P.P.S. Sorry for my English, i’m from Ukraine.
I will support NetworkPro’s suggestion. I have tried various ROS versions, upgrade/downgrade but always a problem. Then, changed it for a NIC with an Intel based chipset, no more problems. Might be a problem with the hardware chipset, might be a ROS driver problem. Who cares, I now know to stay away from the Realtek chipset. Haven’t got the time to investigate every reason why something doesn’t work!
in /queue interface menu set all queues to
multi-queue-ethernet-default
i change ethernet interfaces queues to multi-queue-ethernet-default. doesn’t affected on router behavior.
I don’t know how i can change queue type from “default-small” to multi-queue-ethernet-default on my dynamic pptp user interfaces.
2)in /system resources rps menu disable all entries
i did it 3 days before sending supouts to support. doesn’t affected on router behavior.
in /system resources irq try to allocate cores manually (by default it at least
one core per interface)
I don’t know. It’s no errors displayed when i change RTL queue to mutli-queue-etherhet-default.
But in mutli-queue-etherhet-default kind ob buffer is “unknown” instead of “pfifo” on etherhet-default.
Yes, it still happen.
The problem exist when any pptp user (it’s may be only 1 user, may be few users) exceeds speed of 20-25 MBps. 100% LA on 1 of cores of CPU, moving from 1 core to another.
when all users running at 6MBps it’s all right, load normally balanced by CPU cores. But in this case overall load don’t overs 100-110 MBps and i don’t know which will be result, when total traffic exceeds,for example, 150 MBps.
Seems to me, it’s limitation of userspace pptp server software in MTK ROS.
i’m moved from slackware +2.6.23 kernel + accel-pptp 0.8.5
self-made billing (all settings and DB, statistics in mysql, lot of perl scripts) with NAT on this Q6600
2 100 Mbit intel desktop NIC’s and 80-95 MBps peak traffic load
to ROS 3.30 + Abills billing + 2 D-link DGE-530T NIC’s (marvell?).+ BGP default route (to handle real IP per each user)

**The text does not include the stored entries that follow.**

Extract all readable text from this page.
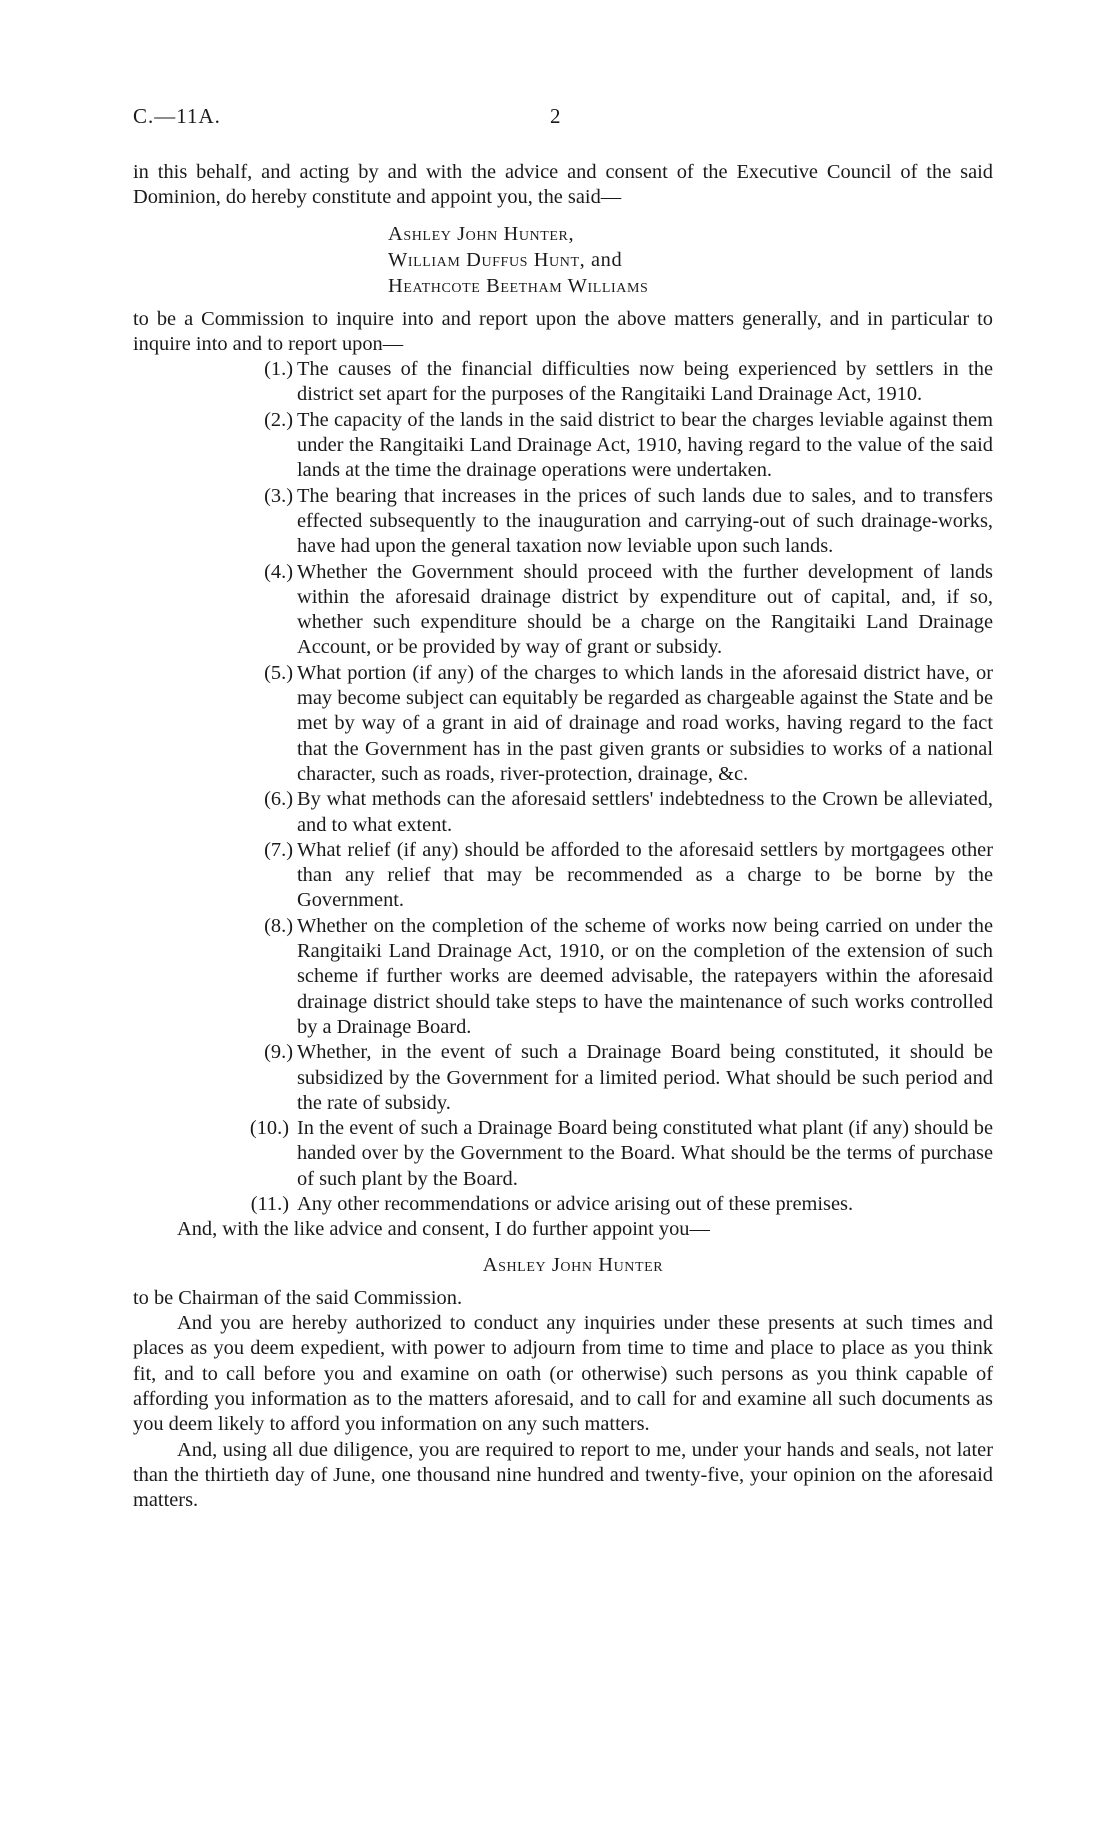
C.—11A.	2

in this behalf, and acting by and with the advice and consent of the Executive Council of the said Dominion, do hereby constitute and appoint you, the said—

Ashley John Hunter,
William Duffus Hunt, and
Heathcote Beetham Williams

to be a Commission to inquire into and report upon the above matters generally, and in particular to inquire into and to report upon—

(1.) The causes of the financial difficulties now being experienced by settlers in the district set apart for the purposes of the Rangitaiki Land Drainage Act, 1910.
(2.) The capacity of the lands in the said district to bear the charges leviable against them under the Rangitaiki Land Drainage Act, 1910, having regard to the value of the said lands at the time the drainage operations were undertaken.
(3.) The bearing that increases in the prices of such lands due to sales, and to transfers effected subsequently to the inauguration and carrying-out of such drainage-works, have had upon the general taxation now leviable upon such lands.
(4.) Whether the Government should proceed with the further development of lands within the aforesaid drainage district by expenditure out of capital, and, if so, whether such expenditure should be a charge on the Rangitaiki Land Drainage Account, or be provided by way of grant or subsidy.
(5.) What portion (if any) of the charges to which lands in the aforesaid district have, or may become subject can equitably be regarded as chargeable against the State and be met by way of a grant in aid of drainage and road works, having regard to the fact that the Government has in the past given grants or subsidies to works of a national character, such as roads, river-protection, drainage, &c.
(6.) By what methods can the aforesaid settlers' indebtedness to the Crown be alleviated, and to what extent.
(7.) What relief (if any) should be afforded to the aforesaid settlers by mortgagees other than any relief that may be recommended as a charge to be borne by the Government.
(8.) Whether on the completion of the scheme of works now being carried on under the Rangitaiki Land Drainage Act, 1910, or on the completion of the extension of such scheme if further works are deemed advisable, the ratepayers within the aforesaid drainage district should take steps to have the maintenance of such works controlled by a Drainage Board.
(9.) Whether, in the event of such a Drainage Board being constituted, it should be subsidized by the Government for a limited period. What should be such period and the rate of subsidy.
(10.) In the event of such a Drainage Board being constituted what plant (if any) should be handed over by the Government to the Board. What should be the terms of purchase of such plant by the Board.
(11.) Any other recommendations or advice arising out of these premises.

And, with the like advice and consent, I do further appoint you—

Ashley John Hunter

to be Chairman of the said Commission.

And you are hereby authorized to conduct any inquiries under these presents at such times and places as you deem expedient, with power to adjourn from time to time and place to place as you think fit, and to call before you and examine on oath (or otherwise) such persons as you think capable of affording you information as to the matters aforesaid, and to call for and examine all such documents as you deem likely to afford you information on any such matters.

And, using all due diligence, you are required to report to me, under your hands and seals, not later than the thirtieth day of June, one thousand nine hundred and twenty-five, your opinion on the aforesaid matters.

than i bought 82576 NIC $ ROS 5.6 to handle 82576.
Troubles began.
On attached interface utilisation diagram:
apr. 26, 2011 - linux replaced by ROS 3.30
sept. 17, 2011 - ros 3.30 upgraded to ROS 5.6, NIC’s upgraded to 82576 dualhead pci-e.
I move to ROS because my self-made billing can’t handle users with real IP’s.(it has been build in far 2002-2004y).

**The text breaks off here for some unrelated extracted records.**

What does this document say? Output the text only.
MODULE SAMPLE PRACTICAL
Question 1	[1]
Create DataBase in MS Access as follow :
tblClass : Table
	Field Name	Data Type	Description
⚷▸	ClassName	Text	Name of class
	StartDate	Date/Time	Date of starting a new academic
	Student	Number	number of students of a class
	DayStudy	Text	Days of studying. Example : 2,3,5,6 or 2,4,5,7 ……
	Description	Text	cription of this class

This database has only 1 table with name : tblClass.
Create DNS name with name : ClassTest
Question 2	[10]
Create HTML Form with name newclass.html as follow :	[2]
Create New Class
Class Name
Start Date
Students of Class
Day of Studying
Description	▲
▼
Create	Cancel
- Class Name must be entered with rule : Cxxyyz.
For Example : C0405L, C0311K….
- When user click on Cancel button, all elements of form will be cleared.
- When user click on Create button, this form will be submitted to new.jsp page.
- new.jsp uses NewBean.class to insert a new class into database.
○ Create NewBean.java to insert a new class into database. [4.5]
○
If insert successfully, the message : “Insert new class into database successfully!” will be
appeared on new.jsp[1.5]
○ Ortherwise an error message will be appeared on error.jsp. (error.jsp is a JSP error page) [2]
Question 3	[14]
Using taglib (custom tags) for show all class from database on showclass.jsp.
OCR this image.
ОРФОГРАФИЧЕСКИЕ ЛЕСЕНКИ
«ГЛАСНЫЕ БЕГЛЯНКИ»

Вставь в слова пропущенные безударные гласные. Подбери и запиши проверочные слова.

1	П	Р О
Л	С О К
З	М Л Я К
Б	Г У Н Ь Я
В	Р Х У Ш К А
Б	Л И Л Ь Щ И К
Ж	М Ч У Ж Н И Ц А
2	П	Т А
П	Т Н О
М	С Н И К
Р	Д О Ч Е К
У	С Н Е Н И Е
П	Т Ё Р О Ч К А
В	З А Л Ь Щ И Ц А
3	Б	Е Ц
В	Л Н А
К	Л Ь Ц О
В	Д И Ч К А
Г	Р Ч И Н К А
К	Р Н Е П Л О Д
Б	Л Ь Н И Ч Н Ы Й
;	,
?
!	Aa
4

Today i’m prepare my network to move to pppoe, than - to ipoe.(i have 4 routed subnets /24)
Can you swap the motherboard with a different model to test? It is what I would do if I get stuck like this due to hunch about hardware+drivers issues.
similar results on intel G33 (Gigabyte) & intel G41 (Asus).

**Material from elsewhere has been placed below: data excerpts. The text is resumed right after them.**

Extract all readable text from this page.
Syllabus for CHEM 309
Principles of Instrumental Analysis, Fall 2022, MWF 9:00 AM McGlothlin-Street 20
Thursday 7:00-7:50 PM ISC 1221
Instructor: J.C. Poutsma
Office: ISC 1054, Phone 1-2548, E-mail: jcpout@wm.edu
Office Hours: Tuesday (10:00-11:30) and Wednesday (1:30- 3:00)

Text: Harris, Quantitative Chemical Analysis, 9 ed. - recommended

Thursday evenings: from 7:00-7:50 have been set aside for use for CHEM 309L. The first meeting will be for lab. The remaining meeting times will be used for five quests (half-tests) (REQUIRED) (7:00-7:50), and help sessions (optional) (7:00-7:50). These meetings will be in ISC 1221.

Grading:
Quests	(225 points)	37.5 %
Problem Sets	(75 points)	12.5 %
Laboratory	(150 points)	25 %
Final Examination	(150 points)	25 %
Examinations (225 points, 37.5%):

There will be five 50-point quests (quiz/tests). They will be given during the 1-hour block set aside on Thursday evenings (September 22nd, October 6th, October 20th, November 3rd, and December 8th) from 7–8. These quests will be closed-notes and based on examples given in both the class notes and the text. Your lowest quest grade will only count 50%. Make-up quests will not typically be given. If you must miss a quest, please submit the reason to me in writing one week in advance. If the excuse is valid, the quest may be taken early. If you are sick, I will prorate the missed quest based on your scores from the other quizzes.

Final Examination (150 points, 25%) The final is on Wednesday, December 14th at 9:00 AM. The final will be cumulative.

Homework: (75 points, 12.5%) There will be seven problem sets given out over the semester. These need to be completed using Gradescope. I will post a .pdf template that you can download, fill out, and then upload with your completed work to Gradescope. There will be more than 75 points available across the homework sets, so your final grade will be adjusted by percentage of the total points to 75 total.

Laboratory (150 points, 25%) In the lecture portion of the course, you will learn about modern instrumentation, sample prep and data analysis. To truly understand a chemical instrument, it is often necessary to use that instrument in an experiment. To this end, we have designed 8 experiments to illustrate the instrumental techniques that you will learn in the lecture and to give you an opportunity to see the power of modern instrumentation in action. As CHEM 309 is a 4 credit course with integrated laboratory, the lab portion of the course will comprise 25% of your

seems to me - it’s userlevel code of pptp server software on mikrotik.
I’ve tested this box in both pptp (all users) + 2-3 pppoe tunnels (test users, 1 mschapv2+mppe + 2 md5 chap without mppe), in pppoe throughput was near 100M, this load don’t overload the CPU, i achieve (65-70 MBps download/ 25-60 MBps upload)/user (netbook on intel atom N450 CPU) in torrents and no softlockups on BRAS CPU.